O crime ocorreu em novembro de 2020, no estacionamento de um heliporto no Recreio dos Bandeirantes, quando a vítima retornava de sua casa de veraneio em Angra dos Reis, na Costa Verde fluminense. Iggnacio era genro de Castor de Andrade, conhecido como um dos chefes do jogo do bicho no Rio de Janeiro, que morreu de morte natural em 1997, desencadeando uma disputa familiar pela herança.
A execução está ligada à disputa pelo controle do jogo do bicho no estado e foi ordenada por Rogério de Andrade, que controla o jogo do bicho e máquinas caça-níquel em Bangu, na zona oeste da capital fluminense. De acordo com a denúncia, Marcio Araujo de Souza, responsável pela segurança pessoal de Rogério de Andrade, contratou os demais acusados para executar o crime.
Os réus que enfrentarão o júri popular incluem Rodrigo Silva das Neves, Pedro Emanuel D’Onofre Andrade Silva Cordeiro e Otto Samuel D’Onofre Andrade Silva Cordeiro. No dia do crime, por volta das 9h, quatro dos denunciados chegaram ao local em um automóvel, com três deles invadindo um terreno baldio adjacente ao heliporto, armados com pelo menos dois fuzis.
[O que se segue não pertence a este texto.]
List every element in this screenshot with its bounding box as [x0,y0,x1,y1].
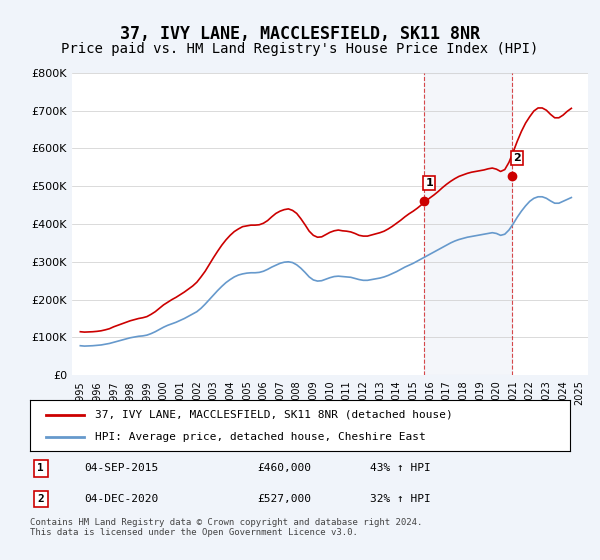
Text: 37, IVY LANE, MACCLESFIELD, SK11 8NR (detached house): 37, IVY LANE, MACCLESFIELD, SK11 8NR (de… [95,409,452,419]
Text: 04-SEP-2015: 04-SEP-2015 [84,463,158,473]
Text: 2: 2 [513,153,521,163]
Text: 2: 2 [37,494,44,504]
Text: 1: 1 [425,178,433,188]
Text: 37, IVY LANE, MACCLESFIELD, SK11 8NR: 37, IVY LANE, MACCLESFIELD, SK11 8NR [120,25,480,43]
Text: £460,000: £460,000 [257,463,311,473]
Text: 43% ↑ HPI: 43% ↑ HPI [370,463,431,473]
Bar [424,73,512,375]
Text: 1: 1 [37,463,44,473]
Text: Price paid vs. HM Land Registry's House Price Index (HPI): Price paid vs. HM Land Registry's House … [61,42,539,56]
Text: 04-DEC-2020: 04-DEC-2020 [84,494,158,504]
Text: £527,000: £527,000 [257,494,311,504]
Text: 32% ↑ HPI: 32% ↑ HPI [370,494,431,504]
Text: HPI: Average price, detached house, Cheshire East: HPI: Average price, detached house, Ches… [95,432,425,442]
Text: Contains HM Land Registry data © Crown copyright and database right 2024.
This d: Contains HM Land Registry data © Crown c… [30,518,422,538]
Após aguardarem cerca de quatro horas, Fernando Iggnacio desembarcou de seu helicóptero. Os acusados posicionaram as armas em cima do muro contíguo ao estacionamento, a aproximadamente quatro metros do veículo da vítima, atingindo-o com três disparos, um na região da cabeça.
A investigação revelou que Rodrigo das Neves e Ygor da Cruz já haviam trabalhado como seguranças da Escola de Samba Mocidade Independente de Padre Miguel, cujo patrono é Rogério de Andrade. Todos os seis denunciados respondem por homicídio qualificado.